Before coming to any decision, you need to consider my two friends from the start of this article; risk & cost. If you currently have a support contract, the ‘only’ cost is installation and training. Risk should be low, unless you do an in-place upgrade (just don’t).
To upgrade or not then. Doesn’t sound too positive so far, does it? It really depends upon how well you fit into my typical user description, and whether or not upgrade should be the only question:
- If you use InfoView a lot, are happy to train your users in the new BI Launch Pad, and have budget for a new server, just upgrade now.

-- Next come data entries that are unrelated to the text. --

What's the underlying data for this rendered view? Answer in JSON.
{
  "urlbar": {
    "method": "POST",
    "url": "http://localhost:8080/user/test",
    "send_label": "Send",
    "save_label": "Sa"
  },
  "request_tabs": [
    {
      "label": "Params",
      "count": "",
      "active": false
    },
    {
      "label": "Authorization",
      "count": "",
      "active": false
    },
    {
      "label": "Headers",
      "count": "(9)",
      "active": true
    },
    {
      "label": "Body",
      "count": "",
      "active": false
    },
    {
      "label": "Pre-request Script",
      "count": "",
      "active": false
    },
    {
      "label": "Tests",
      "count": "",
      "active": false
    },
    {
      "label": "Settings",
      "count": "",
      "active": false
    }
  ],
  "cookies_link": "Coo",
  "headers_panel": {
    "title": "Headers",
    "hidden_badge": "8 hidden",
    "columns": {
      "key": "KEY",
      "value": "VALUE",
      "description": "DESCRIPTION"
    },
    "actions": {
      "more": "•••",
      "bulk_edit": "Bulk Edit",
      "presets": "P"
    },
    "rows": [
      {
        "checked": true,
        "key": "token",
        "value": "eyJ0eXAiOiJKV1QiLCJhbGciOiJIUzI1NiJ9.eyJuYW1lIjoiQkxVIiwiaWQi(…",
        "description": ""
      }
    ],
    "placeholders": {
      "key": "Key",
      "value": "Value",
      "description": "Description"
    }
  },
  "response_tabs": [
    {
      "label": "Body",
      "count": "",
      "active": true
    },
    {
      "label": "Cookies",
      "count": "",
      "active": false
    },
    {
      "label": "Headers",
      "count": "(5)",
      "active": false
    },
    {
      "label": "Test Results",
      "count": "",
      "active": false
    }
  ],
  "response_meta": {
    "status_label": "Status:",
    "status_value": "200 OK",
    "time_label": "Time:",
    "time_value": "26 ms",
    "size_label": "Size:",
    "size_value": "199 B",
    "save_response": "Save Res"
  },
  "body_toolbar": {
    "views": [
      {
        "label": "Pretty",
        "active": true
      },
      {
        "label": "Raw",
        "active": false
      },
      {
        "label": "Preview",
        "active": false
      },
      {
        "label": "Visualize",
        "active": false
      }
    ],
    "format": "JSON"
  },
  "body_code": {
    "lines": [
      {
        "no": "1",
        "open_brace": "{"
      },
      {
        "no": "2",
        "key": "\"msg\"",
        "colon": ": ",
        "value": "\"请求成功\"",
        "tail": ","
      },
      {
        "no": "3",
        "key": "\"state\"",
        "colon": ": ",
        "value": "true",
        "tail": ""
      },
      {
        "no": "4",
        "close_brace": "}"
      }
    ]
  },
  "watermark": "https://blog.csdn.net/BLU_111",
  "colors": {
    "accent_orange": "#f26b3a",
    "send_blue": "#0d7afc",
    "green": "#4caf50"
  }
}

- If you use mostly SharePoint or a similar portal, find out what more can be done. This is the advert bit – give me a call to discuss improving SharePoint integration, you can manage licenses better and have a seamless interface.
- If you’re just emailing reports as pdf, you’re really not going to notice any difference. That doesn’t mean you shouldn’t do anything though! Get some training or consultancy to see how much more you could be doing – you could surprise yourself and even improve the way you do business. At the very least, you’ll get better value out of your existing software investment.
Perhaps I’ll even attend a Quickbooks training course and work out how to get profit by rep rather than just by customer. I hope the Quickbooks salesman isn’t reading this.